Wollreste und Wurststullen

■ »Priorter Briefe« — ein lichtbildgestützter Vortrag im Kulturhaus Peter Edel

Beim Konsum keine Tante

Beim HO keine Verwandte

Aus dem Westen kein Paket

Und da fragen Sie noch, wie

es mir geht

Im ersten Stock des Kulturhauses Peter Edel in der Klement-Gottwald-Straße winken zwei Fähnchen über einer Dialeinwand. Das eine ist blau, ein altes FDJ-Winkelement, das andere rot. Vor der Leinwand blickt schwarzweiß und gerahmt Walter Ulbricht hinüber zum schönsten bunten 60er-Jahre-Plakat mit Willy Brandt, der braungebrannt mit Mandoline und Zigarette irgendwo im Urlaub unter einem roten Coca-Cola-Sonnenschirm hoffnungsfroh der 70er Jahre harrt. Inmitten des Bühnenbildes sitzt Regine Walter-Lehmann am Pult. Die Ex-Pionierin, -Priorterin, -Dramaturgin, -taz-Redakteurin stellte eine Auswahl von Briefen vor, die ihre Ostoma zwischen dem 13.8.61 und dem 29.4.63 von Priort, einem Dorf in der Nähe von Nauen, gen West gesandt hatte. Parallel zu den Texten sieht man Priorter Schwarzweißdias: merkwürdige, von Mauern umrahmte Lauben, Feldwege, Dorfidyllen. Gertrud Krause in der Küche zwischen Frauen in den besten Jahren, die dem Fotografen stolz das gemachte Essen in Töpfen und Porzellanschüsseln entgegenhalten. Junge Frauen, die zu viert im Grünen nebeneinandersitzen und der jeweils nächsten die Hände auf die Schultern legen. Seltsame Ästhetik des Vergangenen.

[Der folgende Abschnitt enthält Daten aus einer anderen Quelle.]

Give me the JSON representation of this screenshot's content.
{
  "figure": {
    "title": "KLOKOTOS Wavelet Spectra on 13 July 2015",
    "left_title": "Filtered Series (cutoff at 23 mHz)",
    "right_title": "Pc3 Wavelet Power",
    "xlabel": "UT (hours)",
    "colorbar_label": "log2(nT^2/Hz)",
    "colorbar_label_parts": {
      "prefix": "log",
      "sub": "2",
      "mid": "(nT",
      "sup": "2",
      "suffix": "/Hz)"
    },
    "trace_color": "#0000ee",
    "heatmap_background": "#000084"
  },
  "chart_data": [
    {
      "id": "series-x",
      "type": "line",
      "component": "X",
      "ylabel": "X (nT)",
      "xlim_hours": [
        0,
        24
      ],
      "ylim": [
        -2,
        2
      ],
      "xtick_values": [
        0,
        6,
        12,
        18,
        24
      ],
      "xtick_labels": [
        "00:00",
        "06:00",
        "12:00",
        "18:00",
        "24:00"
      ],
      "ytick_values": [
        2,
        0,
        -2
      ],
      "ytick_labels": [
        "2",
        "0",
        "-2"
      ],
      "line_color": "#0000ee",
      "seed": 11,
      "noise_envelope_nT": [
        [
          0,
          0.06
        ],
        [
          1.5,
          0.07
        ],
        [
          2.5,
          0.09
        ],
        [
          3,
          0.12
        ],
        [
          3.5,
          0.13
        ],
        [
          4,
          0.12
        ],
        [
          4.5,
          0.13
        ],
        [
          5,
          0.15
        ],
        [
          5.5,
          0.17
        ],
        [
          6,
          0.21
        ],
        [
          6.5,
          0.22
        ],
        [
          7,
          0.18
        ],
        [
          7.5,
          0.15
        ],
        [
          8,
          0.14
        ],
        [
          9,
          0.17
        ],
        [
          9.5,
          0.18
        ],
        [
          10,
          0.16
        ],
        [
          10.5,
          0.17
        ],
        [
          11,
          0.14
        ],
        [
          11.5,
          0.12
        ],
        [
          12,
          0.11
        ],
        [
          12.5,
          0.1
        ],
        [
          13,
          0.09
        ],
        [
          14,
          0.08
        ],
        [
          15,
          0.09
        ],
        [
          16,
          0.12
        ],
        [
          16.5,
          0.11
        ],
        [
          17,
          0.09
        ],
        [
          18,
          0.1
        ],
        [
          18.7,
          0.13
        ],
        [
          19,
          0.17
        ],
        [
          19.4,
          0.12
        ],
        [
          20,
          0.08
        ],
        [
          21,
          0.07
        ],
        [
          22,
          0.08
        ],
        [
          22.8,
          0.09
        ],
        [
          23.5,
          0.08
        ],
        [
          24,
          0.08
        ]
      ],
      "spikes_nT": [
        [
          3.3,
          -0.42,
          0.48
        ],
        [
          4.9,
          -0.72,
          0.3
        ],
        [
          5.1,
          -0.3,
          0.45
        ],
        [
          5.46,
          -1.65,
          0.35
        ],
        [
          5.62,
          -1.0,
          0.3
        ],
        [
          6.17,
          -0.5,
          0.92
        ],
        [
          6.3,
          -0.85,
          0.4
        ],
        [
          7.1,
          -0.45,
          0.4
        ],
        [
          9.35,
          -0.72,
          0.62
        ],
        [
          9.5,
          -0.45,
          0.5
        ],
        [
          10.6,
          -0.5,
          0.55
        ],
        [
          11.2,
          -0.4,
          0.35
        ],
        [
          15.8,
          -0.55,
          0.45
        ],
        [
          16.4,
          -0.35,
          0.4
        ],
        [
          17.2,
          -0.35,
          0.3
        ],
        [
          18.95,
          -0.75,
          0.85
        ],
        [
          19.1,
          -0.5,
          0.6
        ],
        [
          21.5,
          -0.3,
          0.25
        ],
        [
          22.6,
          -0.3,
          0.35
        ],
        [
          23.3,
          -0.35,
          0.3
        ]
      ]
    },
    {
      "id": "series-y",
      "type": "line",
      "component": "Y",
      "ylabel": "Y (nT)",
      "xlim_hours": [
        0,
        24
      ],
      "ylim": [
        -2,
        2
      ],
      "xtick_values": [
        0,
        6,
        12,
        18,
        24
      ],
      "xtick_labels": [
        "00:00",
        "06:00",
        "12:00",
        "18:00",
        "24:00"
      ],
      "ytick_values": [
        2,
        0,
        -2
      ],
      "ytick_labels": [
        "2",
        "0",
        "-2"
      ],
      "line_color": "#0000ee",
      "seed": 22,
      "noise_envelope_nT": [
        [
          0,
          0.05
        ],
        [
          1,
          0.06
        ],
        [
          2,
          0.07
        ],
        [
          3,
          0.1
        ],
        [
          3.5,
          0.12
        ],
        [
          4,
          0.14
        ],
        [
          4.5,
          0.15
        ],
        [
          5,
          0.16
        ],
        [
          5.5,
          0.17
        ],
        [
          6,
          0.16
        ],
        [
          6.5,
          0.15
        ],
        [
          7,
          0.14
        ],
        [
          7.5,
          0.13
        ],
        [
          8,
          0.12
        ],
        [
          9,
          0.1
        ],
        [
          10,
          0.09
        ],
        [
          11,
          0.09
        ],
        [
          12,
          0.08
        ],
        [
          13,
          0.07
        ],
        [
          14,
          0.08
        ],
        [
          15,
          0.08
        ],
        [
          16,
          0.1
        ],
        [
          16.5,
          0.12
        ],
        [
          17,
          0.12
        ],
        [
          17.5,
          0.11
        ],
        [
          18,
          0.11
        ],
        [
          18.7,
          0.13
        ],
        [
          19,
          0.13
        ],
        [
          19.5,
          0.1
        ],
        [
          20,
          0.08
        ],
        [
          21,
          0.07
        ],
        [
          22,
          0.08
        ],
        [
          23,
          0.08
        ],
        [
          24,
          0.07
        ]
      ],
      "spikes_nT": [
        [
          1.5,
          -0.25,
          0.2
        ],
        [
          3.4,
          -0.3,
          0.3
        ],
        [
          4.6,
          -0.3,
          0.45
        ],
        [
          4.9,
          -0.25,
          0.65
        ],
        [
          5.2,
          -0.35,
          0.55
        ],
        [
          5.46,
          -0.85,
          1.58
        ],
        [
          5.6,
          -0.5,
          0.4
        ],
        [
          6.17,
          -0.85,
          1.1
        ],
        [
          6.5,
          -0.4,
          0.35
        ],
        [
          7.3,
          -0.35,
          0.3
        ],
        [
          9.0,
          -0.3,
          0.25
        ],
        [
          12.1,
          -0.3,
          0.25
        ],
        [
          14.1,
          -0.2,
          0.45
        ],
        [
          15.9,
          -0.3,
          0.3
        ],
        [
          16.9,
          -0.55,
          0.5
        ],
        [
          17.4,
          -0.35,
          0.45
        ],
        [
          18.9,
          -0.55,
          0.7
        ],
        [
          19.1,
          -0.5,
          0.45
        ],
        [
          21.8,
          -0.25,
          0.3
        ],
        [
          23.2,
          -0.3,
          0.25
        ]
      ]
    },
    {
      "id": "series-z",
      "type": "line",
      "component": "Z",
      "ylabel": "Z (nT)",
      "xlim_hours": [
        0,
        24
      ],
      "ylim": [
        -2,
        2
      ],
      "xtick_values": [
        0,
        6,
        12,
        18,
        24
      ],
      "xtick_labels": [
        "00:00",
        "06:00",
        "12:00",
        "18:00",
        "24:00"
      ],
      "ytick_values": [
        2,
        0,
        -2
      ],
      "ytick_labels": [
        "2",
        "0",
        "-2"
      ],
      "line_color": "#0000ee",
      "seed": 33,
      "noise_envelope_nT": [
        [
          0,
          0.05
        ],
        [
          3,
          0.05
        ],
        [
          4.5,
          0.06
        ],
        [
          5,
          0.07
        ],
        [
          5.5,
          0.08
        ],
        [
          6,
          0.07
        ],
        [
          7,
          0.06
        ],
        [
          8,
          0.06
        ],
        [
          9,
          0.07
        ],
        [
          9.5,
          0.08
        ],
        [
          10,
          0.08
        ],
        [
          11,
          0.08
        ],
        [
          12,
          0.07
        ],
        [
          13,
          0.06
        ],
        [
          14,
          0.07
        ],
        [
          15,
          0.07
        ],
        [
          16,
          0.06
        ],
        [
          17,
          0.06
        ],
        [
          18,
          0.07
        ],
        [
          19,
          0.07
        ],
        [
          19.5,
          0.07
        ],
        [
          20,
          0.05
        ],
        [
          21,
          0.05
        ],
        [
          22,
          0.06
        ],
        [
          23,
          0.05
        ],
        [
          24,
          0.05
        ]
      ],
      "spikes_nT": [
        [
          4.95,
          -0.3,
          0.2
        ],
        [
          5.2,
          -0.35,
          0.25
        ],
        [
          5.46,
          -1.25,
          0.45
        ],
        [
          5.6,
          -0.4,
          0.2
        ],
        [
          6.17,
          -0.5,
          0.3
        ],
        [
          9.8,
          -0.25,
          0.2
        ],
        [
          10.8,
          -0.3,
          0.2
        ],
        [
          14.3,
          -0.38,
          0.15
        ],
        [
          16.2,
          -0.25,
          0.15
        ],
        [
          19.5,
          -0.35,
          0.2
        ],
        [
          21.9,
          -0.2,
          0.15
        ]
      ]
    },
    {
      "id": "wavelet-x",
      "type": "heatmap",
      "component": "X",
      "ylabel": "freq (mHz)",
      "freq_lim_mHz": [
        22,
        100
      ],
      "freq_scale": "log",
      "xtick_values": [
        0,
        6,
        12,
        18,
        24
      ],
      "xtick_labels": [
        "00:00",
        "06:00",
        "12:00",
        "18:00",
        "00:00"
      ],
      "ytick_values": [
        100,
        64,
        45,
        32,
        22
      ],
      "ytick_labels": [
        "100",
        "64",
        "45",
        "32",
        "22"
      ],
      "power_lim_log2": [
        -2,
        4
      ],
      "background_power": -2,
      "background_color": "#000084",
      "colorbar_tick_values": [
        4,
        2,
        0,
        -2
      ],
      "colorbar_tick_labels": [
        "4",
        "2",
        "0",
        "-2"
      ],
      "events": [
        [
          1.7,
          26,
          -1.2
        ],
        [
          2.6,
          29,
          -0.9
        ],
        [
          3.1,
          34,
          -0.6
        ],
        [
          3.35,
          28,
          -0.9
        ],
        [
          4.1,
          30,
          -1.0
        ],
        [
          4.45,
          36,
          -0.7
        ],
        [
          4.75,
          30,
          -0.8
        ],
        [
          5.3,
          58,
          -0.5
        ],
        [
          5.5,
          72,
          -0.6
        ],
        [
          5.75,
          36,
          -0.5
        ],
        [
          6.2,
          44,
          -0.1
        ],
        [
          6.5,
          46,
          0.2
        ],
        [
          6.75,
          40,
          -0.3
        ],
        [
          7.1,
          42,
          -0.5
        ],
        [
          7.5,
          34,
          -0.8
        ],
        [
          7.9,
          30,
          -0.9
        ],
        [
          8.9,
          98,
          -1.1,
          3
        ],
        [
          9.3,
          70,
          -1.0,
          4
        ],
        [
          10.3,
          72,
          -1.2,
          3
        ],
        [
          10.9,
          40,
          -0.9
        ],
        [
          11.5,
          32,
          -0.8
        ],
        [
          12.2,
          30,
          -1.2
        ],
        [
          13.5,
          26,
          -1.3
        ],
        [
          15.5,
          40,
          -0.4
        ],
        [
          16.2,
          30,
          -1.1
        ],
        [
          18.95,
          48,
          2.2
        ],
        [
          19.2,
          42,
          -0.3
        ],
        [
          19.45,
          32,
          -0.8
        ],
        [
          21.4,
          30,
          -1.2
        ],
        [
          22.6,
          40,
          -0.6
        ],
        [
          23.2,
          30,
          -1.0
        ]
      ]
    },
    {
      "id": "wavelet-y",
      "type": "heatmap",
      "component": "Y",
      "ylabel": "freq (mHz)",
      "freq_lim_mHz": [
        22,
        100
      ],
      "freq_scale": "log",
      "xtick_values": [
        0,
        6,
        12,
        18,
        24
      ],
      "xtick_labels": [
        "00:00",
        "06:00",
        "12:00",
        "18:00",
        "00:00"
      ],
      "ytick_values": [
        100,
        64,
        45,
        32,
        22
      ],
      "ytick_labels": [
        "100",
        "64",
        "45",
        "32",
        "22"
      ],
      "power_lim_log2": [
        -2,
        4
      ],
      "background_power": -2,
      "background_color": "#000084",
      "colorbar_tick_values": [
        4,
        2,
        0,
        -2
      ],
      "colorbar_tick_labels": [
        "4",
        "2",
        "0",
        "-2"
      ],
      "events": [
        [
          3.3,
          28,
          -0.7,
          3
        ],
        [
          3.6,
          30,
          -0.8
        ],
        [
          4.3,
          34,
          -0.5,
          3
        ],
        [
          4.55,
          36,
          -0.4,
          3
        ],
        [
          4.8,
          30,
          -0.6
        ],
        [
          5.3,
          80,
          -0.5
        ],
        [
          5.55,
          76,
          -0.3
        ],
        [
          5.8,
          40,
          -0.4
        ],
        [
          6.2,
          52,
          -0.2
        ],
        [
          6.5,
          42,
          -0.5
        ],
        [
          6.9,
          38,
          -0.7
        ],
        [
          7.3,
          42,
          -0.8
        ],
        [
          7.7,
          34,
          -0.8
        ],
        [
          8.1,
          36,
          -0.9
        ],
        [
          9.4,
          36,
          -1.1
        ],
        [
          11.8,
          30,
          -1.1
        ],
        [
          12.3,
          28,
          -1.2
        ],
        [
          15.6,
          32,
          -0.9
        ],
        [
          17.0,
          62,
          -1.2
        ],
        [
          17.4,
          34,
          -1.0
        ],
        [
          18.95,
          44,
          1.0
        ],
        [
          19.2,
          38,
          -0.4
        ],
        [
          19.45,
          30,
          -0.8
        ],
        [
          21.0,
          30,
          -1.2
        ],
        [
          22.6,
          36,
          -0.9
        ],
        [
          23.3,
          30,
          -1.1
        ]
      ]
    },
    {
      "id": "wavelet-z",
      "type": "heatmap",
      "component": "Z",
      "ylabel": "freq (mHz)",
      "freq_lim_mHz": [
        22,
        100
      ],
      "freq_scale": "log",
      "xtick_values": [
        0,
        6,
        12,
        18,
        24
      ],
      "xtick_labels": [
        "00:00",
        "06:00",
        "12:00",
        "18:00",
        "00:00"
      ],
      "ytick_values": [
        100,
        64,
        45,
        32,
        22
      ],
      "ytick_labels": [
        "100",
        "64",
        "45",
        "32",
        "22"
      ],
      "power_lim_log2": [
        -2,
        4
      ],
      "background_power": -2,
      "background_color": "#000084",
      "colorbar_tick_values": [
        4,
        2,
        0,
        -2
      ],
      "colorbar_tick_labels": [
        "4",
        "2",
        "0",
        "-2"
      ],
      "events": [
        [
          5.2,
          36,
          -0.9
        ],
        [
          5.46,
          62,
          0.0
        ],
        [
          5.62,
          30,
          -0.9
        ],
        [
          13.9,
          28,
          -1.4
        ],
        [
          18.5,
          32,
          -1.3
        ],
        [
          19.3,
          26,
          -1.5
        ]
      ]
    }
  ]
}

»Bis der junge Staat zu Gertrud Krauses und ihrer Verbündeten Schutz einen Wall errichtet, unterschreibt Gertrud Krause nur Beileids- oder Gratulationskarten. Vom 13.8.61 bis zum 29.4.63 schickt sie mehr als 500 Vor-Ort-Berichte in den Westen.« Die Mauer hatte andere Kommunikationsformen entstehen lassen: aus Verwandtschaften oder Freundschaften wurden Brieffreundschaften, selbst wenn die Brieffreunde sich ab und an auch besuchen konnten. Brieffreundschaften entstehen dort, wo zwei Welten ihre Alltäglichkeiten, ihre Sprache und ihre Tauschformen unabhängig voneinander entwickeln. Die Unterschiede, ob sie nun system- oder zeitbedingt oder ob sie nur mit dem Alter der Briefeschreiberin zu tun haben, vermag man vielleicht erst retrospektiv, bei der Vorstellung von alten Briefen »fremder Leute« (wie man so besorgt immer in der Kleinfamilie sagt) erkennen. So hat es vielleicht nur mit dem Alter zu tun, daß das Ich verschwindet, selbst wenn es klagt. Oft wird es verschluckt: »Habe gestern mit großer Freude Deinen lieben Brief erhalten«, »habe recht schönen Dank für alles«, manchmal verwandelt es sich ins Allgemeine: »Man muß sehen, wo man bleibt«, und oft taucht anstelle des Ichs die soziale Funktion der Briefeschreiberin in der Unterschrift wieder zärtlich auf: »Viele Grüße von Eurer lieben Omi aus Priort.« Schön sind in der Vorstellung der Briefeschreiberin vor allem die erhaltenen Botschaften: Zu Beginn jedes Briefes dankt sie für »Euer liebes Päckchen« und auch »den lieben Brief«.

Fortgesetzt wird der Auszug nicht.